I found this great recipe for Irish beef stew in our local Henderson magazine last year. The original recipe is from "Elegant Irish Cooking." Serve in a deep dish. This hearty dish makes a filling meal and is usually served with hot crusty bread.
2 1/2 pounds of boneless beef (rump or chuck)
1/4 C flour
4 T olive oil
2 cloves, crushed
3 C brown beef stock
1 bay leaf
1/2 t salt
1/4 t ground black pepper
3 slices lean bacon
2 small onions
18 button mushrooms
4 T tomato paste
12 small potatoes
4 T butter
2 t chopped parsley
Preheat oven to 325 degrees.
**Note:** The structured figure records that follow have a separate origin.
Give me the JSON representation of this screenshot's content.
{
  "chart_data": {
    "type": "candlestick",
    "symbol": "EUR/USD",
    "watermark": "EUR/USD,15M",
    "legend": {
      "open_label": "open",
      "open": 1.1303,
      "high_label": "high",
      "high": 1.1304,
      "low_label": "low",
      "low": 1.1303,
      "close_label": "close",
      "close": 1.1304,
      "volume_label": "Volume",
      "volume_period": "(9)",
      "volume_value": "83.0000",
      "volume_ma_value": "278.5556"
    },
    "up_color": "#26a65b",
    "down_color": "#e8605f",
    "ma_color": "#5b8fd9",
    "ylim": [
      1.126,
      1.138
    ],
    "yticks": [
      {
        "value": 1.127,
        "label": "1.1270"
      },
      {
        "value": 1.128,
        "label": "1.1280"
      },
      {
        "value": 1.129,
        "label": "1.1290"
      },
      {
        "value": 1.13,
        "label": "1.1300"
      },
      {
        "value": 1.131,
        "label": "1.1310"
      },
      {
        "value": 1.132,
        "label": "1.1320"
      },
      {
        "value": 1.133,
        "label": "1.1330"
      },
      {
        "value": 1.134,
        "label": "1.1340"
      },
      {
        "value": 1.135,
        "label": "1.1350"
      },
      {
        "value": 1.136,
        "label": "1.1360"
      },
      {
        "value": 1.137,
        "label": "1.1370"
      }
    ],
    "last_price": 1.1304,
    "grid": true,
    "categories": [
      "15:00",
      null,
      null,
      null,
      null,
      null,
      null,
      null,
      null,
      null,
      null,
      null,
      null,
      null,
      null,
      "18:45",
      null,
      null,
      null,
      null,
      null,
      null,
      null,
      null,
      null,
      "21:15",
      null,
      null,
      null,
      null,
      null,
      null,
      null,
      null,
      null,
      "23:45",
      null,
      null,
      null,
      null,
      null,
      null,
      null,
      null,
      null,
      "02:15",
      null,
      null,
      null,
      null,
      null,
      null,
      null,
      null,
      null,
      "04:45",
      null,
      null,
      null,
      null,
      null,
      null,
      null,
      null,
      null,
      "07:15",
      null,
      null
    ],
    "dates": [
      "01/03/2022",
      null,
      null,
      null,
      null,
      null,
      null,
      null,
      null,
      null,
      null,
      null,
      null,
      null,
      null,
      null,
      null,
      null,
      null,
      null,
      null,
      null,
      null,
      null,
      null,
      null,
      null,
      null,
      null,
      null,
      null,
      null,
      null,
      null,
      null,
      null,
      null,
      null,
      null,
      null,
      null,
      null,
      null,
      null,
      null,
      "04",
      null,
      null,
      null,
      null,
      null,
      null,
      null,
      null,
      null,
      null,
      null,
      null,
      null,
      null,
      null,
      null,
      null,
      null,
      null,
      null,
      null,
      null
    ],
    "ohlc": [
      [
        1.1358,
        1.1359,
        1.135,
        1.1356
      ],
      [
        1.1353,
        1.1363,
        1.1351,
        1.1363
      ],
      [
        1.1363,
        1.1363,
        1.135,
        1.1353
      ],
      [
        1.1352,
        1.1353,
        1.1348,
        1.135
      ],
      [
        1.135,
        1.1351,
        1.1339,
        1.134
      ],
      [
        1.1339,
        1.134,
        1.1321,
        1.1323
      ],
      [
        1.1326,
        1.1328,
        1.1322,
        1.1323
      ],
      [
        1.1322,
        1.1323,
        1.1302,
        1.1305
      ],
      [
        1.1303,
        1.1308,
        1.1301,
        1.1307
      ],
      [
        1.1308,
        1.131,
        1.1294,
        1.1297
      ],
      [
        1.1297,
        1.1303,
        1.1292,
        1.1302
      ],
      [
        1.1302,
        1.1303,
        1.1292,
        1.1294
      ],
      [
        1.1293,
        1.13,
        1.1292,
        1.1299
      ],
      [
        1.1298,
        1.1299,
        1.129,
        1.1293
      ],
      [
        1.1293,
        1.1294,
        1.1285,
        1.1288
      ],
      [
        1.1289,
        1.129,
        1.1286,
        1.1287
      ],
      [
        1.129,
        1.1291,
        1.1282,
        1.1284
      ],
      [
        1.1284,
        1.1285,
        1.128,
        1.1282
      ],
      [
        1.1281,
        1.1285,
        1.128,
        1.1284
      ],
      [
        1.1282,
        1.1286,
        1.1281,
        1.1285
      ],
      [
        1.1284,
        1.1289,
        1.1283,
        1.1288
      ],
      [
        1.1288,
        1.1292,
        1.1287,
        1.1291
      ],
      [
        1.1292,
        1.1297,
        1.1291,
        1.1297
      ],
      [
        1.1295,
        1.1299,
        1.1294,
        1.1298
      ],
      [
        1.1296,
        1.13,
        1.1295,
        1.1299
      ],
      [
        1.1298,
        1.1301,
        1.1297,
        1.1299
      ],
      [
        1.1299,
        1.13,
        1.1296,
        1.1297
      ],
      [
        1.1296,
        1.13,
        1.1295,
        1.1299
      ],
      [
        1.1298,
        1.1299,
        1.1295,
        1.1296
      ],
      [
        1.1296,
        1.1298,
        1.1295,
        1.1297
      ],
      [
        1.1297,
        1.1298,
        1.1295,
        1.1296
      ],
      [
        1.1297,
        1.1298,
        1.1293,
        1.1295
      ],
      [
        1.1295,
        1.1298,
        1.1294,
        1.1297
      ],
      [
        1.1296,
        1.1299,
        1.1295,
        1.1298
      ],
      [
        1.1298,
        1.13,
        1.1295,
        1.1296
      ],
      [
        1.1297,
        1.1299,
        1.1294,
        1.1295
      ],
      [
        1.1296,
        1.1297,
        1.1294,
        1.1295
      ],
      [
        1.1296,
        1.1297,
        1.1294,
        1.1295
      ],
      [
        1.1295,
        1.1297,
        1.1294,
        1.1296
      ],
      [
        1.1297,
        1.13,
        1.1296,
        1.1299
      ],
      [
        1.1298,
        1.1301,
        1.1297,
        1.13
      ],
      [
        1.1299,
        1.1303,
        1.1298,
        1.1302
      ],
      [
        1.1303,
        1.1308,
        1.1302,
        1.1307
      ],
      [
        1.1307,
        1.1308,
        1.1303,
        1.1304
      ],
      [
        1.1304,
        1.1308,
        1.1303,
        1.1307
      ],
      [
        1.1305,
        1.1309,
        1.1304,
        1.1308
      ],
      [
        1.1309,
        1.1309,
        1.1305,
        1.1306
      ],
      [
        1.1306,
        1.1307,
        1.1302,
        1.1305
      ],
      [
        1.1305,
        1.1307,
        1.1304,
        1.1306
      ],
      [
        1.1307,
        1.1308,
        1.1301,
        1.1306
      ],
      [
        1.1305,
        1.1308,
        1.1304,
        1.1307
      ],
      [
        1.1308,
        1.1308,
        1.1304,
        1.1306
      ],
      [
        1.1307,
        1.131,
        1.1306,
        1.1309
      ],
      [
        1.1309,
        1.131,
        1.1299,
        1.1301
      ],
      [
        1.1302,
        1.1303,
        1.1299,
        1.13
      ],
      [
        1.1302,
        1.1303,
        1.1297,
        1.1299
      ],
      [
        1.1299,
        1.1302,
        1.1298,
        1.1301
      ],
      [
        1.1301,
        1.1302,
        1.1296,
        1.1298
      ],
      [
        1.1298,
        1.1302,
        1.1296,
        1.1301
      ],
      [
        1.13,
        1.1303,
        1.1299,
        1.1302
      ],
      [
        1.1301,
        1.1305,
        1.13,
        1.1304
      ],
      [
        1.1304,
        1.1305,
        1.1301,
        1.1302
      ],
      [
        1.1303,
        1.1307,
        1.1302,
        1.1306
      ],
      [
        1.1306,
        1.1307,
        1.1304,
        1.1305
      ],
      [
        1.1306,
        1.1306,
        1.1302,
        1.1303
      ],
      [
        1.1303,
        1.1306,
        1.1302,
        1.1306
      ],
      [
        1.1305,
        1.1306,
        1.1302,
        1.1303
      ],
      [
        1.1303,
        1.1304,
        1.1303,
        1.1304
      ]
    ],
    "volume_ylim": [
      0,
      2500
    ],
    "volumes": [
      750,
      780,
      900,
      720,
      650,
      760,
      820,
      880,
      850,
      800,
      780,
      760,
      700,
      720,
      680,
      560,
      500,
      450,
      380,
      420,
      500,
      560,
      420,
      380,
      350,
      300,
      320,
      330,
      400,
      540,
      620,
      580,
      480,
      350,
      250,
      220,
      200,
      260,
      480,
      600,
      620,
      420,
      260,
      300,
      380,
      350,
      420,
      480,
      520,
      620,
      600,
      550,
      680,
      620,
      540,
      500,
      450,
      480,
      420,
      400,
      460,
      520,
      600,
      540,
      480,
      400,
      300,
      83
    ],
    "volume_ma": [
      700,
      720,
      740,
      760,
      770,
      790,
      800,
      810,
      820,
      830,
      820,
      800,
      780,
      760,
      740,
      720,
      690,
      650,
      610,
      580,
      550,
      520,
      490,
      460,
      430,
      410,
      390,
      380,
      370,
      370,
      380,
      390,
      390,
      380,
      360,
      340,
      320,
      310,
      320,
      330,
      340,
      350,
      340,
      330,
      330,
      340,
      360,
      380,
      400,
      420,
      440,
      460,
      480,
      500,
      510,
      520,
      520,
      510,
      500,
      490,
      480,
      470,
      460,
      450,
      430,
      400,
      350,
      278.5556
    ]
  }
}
Cut beef into large cubes and roll them into flour. In a large skillet over high heat, fry meat cubes in olive oil until browned on all sides. Add garlic and cook with beef, one minute. Remove beef from the skillet and place in a 3 quart oven proof casserole. Bring stock to a boil. Add meat to cover, along with the bay leaf, salt and pepper. Stir well, cover with a lid and cook in the oven for around one hour. Slice the bacon into 1 inch segments and fry in a skillet over medium heat with onions and mushrooms about 2 minutes. Pour off and discard the fat. Stir in the tomato paste. Add to stew. Continue cooking until the meat is tender. Around one hour. Skim fat. Peel potatoes and in a separate saucepan, boil 10-12 minutes or until tender. Drain, toss in butter with parsley. Arrange over top of casserole when fully cooked.